Deriving Normal Equation of Linear Regression Model

This article is inspired by an excellent post by Eli Bendersky. Let’s continue with the derivation.

Cost function has been explained in Week 1 and Week 2 of Machine Learning course taught by Andrew Ng. This post tries to explain how to derive normal equation for linear regression with multiple variables. It is a good thing if all readers has studied Week 1 and Week 2 before reading this post.

The cost function of linear regression with multiple variables, $J(\theta)$ is formulated as follows:

\[\begin{equation} J(\theta) = \frac{1}{2m} \sum_{i=1}^{m}{(h_{\theta}(x^{(i)}) - y^{(i)})^2} \tag{1}\label{eq:cost-function} \end{equation}\]

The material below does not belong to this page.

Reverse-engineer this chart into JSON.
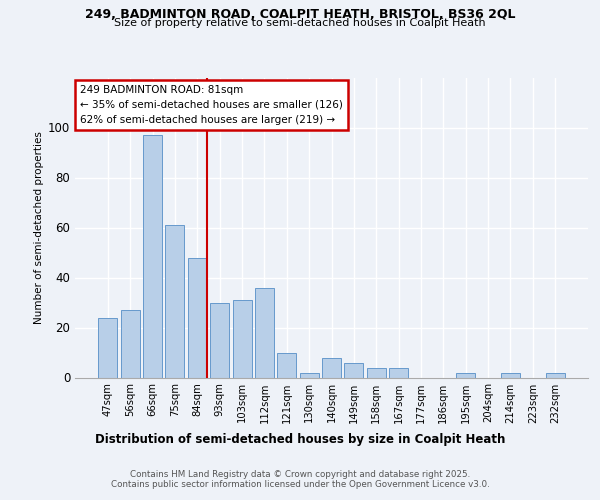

with $m$ is number of instances in dataset, $h_{\theta}(x^{(i)})$ is our hyphotesis also known as prediction model for the $i$th instance, and $y^{(i)}$ is true value for the $i$th instance.

We also have studied that

\[\begin{equation} h_{\theta}(x^{(i)}) = \theta_0 + \theta_1 x_1^{(i)} + \cdots + \theta_n x_n^{(i)} \tag{2}\label{eq:the-hyphotesis} \end{equation}\]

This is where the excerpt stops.